U.S. District Judge Brian Buescher said he was puzzled by the arbitration board’s conclusion that termination “was excessive” discipline, but railway labor law does not allow him to review the board’s decision on the merits.
Buescher, an appointee of President Donald Trump, ruled in the case of Matthew Lebsack, an 18-year employee of the Union Pacific Railroad Co. Lebsack defecated on a train-car knuckle Nov. 20, 2016, threw feces-covered toilet paper out of the locomotive window, and informed his manager that he had left a “present” for him, according to Buescher’s opinion.

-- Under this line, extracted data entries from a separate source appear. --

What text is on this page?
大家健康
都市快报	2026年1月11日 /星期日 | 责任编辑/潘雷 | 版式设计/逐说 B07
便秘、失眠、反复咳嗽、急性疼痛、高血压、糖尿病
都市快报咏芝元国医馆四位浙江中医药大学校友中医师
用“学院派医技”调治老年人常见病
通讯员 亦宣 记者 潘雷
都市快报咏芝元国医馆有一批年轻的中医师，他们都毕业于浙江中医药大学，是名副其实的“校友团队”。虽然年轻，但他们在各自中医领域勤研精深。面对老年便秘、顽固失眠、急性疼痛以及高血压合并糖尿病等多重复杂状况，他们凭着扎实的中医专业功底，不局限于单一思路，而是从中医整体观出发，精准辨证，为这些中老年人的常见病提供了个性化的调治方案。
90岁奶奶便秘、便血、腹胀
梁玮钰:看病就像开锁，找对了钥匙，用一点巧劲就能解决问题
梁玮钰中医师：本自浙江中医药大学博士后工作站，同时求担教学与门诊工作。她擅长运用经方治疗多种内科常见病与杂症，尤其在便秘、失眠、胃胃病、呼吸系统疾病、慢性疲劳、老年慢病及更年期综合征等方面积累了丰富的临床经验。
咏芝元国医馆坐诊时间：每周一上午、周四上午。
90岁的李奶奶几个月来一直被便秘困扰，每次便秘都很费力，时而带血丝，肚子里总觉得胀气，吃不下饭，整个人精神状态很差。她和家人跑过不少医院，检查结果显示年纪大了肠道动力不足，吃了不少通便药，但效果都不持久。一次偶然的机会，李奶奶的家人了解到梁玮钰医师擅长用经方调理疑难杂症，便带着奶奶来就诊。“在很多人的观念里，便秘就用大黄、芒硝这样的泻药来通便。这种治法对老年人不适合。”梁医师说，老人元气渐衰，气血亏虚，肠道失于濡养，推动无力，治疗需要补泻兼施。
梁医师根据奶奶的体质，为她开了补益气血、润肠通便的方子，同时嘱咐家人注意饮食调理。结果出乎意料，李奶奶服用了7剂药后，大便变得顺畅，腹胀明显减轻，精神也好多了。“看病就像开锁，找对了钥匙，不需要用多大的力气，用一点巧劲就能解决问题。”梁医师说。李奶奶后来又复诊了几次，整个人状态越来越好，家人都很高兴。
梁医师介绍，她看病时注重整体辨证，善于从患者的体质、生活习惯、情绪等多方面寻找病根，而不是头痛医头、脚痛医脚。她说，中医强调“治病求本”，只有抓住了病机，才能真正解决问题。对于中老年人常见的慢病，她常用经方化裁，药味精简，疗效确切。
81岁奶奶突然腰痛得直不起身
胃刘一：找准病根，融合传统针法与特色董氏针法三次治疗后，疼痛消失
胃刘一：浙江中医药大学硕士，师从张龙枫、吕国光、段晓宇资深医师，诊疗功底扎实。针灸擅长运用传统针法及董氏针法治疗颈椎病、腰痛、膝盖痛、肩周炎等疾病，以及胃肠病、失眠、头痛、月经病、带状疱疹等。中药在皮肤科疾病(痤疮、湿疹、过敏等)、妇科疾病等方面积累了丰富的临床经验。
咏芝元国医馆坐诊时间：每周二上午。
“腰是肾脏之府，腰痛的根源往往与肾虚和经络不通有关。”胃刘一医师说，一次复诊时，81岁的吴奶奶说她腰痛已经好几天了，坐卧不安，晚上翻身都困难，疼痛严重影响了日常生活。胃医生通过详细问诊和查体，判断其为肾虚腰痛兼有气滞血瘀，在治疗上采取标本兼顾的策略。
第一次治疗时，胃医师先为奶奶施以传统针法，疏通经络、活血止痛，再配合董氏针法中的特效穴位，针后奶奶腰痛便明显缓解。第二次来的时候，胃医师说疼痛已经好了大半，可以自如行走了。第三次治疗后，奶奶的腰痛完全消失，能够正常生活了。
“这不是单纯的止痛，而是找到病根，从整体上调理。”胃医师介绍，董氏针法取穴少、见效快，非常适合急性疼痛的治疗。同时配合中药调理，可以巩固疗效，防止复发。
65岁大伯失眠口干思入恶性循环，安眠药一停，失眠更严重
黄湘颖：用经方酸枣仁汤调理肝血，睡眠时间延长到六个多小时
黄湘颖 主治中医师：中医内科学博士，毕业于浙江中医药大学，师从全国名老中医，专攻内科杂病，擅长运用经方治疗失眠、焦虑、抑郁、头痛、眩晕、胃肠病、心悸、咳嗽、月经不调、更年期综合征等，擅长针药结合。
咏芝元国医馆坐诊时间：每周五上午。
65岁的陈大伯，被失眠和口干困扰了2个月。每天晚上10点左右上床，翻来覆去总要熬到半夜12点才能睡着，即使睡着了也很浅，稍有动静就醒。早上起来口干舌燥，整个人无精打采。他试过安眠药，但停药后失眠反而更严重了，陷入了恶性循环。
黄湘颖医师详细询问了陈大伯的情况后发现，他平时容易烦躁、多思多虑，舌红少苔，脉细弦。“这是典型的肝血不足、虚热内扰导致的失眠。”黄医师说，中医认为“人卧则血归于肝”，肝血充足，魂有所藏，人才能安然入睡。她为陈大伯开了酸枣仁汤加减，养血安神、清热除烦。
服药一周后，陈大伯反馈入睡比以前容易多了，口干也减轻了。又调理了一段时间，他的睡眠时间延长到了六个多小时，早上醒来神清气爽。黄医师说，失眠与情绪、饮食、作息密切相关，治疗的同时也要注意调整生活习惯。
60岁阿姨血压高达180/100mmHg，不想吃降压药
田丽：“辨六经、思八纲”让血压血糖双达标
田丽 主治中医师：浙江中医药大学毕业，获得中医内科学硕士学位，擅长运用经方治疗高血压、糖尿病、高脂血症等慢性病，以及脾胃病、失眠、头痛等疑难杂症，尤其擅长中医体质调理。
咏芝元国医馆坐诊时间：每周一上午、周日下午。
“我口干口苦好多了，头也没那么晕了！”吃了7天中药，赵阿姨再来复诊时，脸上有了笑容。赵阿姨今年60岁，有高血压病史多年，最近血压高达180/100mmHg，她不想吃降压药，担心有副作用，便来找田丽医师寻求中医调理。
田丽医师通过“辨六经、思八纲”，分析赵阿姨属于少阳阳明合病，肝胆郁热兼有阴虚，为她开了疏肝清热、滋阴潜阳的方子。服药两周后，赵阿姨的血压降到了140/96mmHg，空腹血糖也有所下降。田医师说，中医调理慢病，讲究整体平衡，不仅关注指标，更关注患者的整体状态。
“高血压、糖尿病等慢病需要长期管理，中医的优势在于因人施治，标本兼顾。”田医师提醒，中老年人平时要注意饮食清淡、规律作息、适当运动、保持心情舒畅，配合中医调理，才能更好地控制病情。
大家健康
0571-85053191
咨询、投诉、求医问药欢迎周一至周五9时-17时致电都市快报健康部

Lebsack’s co-workers cleaned the feces using bottled water and paper towels.
At an investigation hearing, Lebsack admitted the incident and apologized for his behavior. He introduced evidence that he was suffering from irritable bowel syndrome, and his wife had just left him at the time of the incident.
The railroad fired Lebsack, his union appealed and the matter was sent to an arbitration board. The union is the International Association of Sheet Metal Air, Rail, and Transportation Workers-Transportation Division, known as SMART.
The arbitration board found that firing “was too harsh,” given Lebsack’s medical and psychological issues. The board said Lebsack should be reinstated if he successfully completes a physical and a psychological evaluation.
Union Pacific sought to vacate the decision and SMART sought to enforce it.
Buescher said that, under the Railway Labor Act, he was without authority to review the merits of the board’s interpretation of the collective bargaining agreement.
The issue “is not whether the arbitrator or arbitrators erred in interpreting the contract; it is not whether they clearly erred in interpreting the contract; it is not whether they grossly erred in interpreting the contract; it is whether they interpreted the contract,” Buescher wrote, citing a federal appeals court decision.
Buescher said the arbitration board’s decision fell within its discretion, although the case troubled him.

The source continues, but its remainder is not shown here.